Here, in this very personal comment, I want to take the opportunity, to thank a bunch of people that have paved the way for my research. First of all, I would like to thank the EU Horizon 2020 program and Marie Curie Sklodowska Action for funding my research but also the University of Lincoln to host my current project and giving me the opportunity to set up my lab in Riseholm. Further, I am especially grateful to Kun Guo but also Daniel Mills and Anna Wilkinson for all their support in the last weeks and months. Of course my thank also goes to my former colleagues of the Clever Dog Lab in Vienna, above all Ludwig Huber and Karin Bayer as well as the technicians, lovely dog owners and dogs who have made my past research possible and joyful.

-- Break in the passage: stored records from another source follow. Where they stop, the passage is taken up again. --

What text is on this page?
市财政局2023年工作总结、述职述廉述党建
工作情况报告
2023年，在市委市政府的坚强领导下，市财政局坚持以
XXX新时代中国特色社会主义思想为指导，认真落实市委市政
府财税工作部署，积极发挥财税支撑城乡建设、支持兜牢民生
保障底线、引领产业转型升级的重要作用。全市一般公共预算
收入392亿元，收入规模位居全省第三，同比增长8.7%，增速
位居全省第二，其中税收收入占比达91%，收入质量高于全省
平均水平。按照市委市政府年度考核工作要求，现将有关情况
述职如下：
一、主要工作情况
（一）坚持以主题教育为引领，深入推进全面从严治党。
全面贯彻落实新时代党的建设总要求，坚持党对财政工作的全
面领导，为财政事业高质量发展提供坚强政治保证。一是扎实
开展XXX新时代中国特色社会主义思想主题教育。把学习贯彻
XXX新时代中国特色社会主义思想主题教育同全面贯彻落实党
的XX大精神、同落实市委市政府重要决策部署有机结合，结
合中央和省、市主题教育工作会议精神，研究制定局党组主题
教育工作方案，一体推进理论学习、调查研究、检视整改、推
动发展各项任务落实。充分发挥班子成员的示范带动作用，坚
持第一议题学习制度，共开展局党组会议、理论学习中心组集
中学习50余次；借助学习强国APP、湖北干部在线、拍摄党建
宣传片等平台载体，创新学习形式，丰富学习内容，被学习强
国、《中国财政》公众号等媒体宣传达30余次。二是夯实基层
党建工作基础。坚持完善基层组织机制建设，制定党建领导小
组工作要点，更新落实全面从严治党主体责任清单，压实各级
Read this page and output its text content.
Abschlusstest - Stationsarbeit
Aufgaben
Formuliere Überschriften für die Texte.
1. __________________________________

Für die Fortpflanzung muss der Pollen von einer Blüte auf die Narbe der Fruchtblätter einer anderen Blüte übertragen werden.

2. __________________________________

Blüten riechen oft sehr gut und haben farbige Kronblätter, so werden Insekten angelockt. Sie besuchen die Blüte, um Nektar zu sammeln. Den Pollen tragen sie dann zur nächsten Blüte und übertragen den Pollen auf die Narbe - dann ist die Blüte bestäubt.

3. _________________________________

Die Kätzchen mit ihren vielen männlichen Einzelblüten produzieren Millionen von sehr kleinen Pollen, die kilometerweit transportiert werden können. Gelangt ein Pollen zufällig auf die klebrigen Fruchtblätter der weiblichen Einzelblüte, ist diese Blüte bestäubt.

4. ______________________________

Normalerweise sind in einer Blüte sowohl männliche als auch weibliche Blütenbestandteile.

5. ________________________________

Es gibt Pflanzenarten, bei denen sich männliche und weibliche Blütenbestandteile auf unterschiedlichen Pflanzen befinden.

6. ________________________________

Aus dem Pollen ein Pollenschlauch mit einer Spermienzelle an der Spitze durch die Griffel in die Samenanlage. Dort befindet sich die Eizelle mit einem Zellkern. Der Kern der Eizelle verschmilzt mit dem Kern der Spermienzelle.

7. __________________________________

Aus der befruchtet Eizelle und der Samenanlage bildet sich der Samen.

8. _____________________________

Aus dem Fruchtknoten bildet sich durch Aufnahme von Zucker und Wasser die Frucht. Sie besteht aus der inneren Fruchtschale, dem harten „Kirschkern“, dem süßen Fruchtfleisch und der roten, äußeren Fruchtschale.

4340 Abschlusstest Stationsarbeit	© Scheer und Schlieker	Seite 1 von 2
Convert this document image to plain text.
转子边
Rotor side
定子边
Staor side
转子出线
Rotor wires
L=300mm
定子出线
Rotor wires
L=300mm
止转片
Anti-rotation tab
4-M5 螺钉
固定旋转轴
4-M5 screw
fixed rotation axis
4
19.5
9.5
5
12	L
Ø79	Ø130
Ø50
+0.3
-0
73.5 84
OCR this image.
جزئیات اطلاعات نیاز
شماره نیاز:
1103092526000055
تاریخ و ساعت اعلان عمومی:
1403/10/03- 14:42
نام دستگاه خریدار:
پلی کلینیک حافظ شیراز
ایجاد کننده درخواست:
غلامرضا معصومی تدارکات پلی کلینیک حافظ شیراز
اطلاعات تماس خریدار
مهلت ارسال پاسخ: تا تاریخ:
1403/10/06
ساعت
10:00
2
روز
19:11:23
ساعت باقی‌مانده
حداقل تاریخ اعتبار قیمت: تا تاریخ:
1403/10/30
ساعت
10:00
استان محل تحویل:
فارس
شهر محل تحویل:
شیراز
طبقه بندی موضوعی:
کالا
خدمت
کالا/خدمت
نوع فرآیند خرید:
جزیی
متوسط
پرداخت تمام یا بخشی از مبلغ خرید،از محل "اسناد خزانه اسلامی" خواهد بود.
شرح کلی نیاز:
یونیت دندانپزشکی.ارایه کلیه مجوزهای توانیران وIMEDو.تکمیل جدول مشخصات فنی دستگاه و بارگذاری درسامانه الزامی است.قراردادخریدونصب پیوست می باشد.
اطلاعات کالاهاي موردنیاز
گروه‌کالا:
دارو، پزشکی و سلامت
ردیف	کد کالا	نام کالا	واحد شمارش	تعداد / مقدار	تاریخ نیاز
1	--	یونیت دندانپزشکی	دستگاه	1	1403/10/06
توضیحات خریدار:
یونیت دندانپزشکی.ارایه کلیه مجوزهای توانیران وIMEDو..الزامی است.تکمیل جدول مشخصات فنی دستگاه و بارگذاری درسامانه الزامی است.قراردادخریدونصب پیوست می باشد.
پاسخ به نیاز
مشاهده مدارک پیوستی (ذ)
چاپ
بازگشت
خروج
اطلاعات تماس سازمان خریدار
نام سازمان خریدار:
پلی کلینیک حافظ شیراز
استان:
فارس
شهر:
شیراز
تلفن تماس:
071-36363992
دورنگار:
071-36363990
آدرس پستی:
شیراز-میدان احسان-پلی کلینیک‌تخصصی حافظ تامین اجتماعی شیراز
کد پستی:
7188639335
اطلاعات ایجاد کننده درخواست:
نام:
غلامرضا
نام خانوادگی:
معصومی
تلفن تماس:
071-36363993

One very special individual I am deeply indebted and whom I would like to express my gratitude is my dog Teddy, who sadly left me in the beginning of 2018 and now hopefully has find his peace in a better place. I still grieve for him – the loss of your companion is never easy and as painful as the loss of a family member. Still, I am thankful for all the years that I could still have with him and during this time he gave me many lessons in “doggish” and always happily volunteered in my research without making any fuss of it. However, being a fourth-hand dog when he found me, he obviously did not experienced the best start in his life and due to neglect, false husbandry and handling in this first years, he unfortunately kept some permanent defects. So besides being an affectionate, lovely, awesome and gorgeous lad, sometimes a switch tripped in his brain and he momentary morphed into an anxious, aggressive and wicked monster. To cut a long story short: We have to be aware that every living creature around us has needs and understanding these needs is crucial. On part of this understanding is now my urge to investigate, how we can measure emotions in our companions. In long-term this project is supposed to not only give us further insights into the emotional life’s of dogs, but is thought to be extended to a variety of (domestic) animals so that we will be able in the near future to ensure their welfare even better.
I am looking forward to the next years of most important and interesting research and will possibly meet you (and your dog) in my lab.